Olhei para o embaixador. Estava sereno. E, no entanto, o nome referido pelo homem vindo de Lisboa era precisamente o seu, nome aliás muito pouco comum, o que reduzia quase a zero a possibilidade de não haver uma relação de patentesco com a pessoa indicada. Mas o embaixador mantinha-se impassível, continuando a participar na conversa como se nada de estranho se tivesse passado.
O jantar terminou, sempre em excelente ambiente. Conduzi os dois visitantes ao hotel e, no caminho, perguntei ao líder da missão se acaso sabia o nome do embaixador.
"Ainda bem que me pergunta isso! É que não sei mesmo! Ia até pedir-lhe o nome dele para, logo que cheguemos a Lisboa, eu lhe enviar uma carta a agradecer toda a gentileza que teve para conisco. É uma simpatia, este seu embaixador!"
No segundo seguinte, quando lhe referi o apelido do embaixador, que coincidia com o do tal burocrata que ele tratara por "cretino", julguei que ia dar "uma coisa" ao nosso homem! Percebeu, logo aí, a imensidão da "gaffe" que cometera e que, na prática, seria difícil de retificar.
A situação - confesso, sem pudor - estava a dar-me algum gozo, mas não queria fazer transparecer esse meu divertimento, porque isso seria quase ofensivo, face à atrapalhação do homem, cuja noite presumi que já não iria ser muito sossegada. Que iria ele fazer? Pedir desculpa por carta? Telefonar ao embaixador? A dizer o quê? Até chegarmos ao hotel, entrou num embaraçado mutismo.
No dia seguinte, na embaixada, a vida correu normalmente. A certa altura, o embaixador entrou no meu gabinete, o que costumava fazer a meio de todas as manhãs. Comentou o jantar do dia anterior, sem denotar ter sido tocado pelo incidente. Pelo contrário, elogiou o chefe da delegação: "É um homem muito inteligente e competente".
Eu estava "em pulgas" para ver a sua reação à "gaffe", pelo que adiantei, um pouco a medo: "Foi um pouco desagradável aquela referência que o homem fez... Seria por acaso alguém da família do senhor embaixador?"
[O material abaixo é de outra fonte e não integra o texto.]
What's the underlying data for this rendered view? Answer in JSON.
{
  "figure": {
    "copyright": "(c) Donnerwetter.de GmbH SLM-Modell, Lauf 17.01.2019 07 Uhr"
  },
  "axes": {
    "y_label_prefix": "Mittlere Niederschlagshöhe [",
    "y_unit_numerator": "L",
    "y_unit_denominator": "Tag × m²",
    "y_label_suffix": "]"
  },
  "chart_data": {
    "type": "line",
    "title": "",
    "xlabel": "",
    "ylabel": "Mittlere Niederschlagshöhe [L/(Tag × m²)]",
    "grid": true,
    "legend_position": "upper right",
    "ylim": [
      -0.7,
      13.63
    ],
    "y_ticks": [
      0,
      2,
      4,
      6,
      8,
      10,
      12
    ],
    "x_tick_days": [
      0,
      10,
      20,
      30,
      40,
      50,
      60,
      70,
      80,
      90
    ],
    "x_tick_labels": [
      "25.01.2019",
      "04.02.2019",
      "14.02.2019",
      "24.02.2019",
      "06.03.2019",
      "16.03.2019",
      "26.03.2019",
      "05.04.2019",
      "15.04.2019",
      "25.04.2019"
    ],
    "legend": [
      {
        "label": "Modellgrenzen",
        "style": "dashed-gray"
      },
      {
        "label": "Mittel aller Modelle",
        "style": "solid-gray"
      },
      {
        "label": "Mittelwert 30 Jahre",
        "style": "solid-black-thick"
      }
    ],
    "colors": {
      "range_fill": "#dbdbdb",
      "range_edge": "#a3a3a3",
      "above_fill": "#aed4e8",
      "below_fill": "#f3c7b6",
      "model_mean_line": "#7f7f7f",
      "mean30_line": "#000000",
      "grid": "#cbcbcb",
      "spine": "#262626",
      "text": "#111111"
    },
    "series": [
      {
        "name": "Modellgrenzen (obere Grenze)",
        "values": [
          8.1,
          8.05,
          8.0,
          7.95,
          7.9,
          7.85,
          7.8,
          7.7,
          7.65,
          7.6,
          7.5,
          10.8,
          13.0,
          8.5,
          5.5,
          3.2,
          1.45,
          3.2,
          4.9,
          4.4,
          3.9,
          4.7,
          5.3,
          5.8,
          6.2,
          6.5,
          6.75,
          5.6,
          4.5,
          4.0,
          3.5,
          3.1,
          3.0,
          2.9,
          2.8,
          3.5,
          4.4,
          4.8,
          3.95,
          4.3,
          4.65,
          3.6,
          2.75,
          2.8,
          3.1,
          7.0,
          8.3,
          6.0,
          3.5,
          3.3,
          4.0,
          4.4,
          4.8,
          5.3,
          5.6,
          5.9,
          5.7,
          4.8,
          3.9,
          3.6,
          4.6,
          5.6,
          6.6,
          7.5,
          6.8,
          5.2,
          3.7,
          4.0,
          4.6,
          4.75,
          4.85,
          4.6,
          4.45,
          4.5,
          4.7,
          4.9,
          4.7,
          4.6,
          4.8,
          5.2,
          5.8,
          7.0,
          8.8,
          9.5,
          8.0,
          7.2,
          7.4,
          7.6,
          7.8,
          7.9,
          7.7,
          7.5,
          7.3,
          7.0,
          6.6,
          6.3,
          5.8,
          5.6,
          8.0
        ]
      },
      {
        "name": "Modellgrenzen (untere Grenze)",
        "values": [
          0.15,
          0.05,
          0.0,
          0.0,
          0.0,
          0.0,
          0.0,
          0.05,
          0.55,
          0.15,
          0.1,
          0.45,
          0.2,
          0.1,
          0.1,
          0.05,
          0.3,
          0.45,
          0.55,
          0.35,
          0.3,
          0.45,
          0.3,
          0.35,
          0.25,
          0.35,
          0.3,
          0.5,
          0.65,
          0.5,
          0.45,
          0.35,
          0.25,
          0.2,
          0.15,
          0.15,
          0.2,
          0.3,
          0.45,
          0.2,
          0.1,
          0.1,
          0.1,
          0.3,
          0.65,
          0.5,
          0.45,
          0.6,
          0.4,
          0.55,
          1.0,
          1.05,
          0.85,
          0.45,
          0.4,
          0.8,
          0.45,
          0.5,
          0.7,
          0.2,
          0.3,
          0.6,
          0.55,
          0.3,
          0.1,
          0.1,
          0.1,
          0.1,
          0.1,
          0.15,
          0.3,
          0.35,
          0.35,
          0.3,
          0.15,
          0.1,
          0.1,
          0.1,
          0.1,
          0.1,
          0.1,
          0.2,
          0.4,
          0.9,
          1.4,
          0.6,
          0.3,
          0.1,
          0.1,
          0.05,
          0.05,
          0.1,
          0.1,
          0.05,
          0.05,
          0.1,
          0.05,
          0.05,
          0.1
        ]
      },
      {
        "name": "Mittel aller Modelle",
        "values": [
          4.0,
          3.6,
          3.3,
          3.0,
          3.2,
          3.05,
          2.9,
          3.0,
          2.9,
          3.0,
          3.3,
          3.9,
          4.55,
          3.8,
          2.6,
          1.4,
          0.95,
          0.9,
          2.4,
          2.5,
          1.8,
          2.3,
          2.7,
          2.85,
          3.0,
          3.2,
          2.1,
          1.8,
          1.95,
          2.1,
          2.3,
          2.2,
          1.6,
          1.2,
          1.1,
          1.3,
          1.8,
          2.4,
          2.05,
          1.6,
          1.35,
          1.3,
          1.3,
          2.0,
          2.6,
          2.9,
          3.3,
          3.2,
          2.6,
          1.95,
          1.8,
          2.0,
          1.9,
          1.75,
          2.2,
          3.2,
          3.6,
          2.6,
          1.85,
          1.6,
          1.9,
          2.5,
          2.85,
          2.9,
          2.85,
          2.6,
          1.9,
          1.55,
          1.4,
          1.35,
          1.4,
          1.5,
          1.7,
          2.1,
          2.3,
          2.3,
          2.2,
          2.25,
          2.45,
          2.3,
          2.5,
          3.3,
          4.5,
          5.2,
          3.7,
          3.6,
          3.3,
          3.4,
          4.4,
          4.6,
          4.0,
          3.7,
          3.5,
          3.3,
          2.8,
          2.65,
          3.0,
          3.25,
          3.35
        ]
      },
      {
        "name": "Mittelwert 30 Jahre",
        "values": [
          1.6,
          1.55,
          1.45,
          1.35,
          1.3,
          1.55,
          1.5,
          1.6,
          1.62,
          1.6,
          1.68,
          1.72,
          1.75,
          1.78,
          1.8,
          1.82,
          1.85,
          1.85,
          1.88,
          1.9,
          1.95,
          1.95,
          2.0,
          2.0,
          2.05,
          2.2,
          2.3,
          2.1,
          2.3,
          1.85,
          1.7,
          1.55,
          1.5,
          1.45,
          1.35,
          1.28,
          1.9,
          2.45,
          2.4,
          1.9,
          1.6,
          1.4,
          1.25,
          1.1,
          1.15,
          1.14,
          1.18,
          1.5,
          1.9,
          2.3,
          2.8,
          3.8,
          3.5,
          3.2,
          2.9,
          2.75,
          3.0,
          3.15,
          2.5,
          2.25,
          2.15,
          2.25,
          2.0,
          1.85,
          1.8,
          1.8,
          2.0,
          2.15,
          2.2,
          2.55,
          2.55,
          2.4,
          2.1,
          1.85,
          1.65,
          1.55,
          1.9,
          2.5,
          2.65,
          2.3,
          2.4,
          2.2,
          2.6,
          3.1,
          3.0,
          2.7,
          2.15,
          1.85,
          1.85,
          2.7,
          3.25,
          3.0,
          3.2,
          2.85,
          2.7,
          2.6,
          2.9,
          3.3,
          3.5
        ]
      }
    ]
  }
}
Notei um ligeiro sorriso na cara do meu chefe. "Ele referia-se ao meu irmão, mas nem devia saber o meu nome, caso contrário, estou certo que não teria feito o comentário". Confirmei-lhe isso mesmo, referi-lhe a atrapalhação do homem no carro, quando percebera a dimensão da "argolada". Sem perder o sorriso, o embaixador retorquiu: "O meu irmão é um grande chato. O homem até deve ter razão na crítica que lhe faz". E, sem perder o sorriso, regressou ao seu gabinete.
2 comentários:
muito boa estória
João Vieira
História deliciosa. E quanto se deve aplicar a tantas relações de consanguinidade.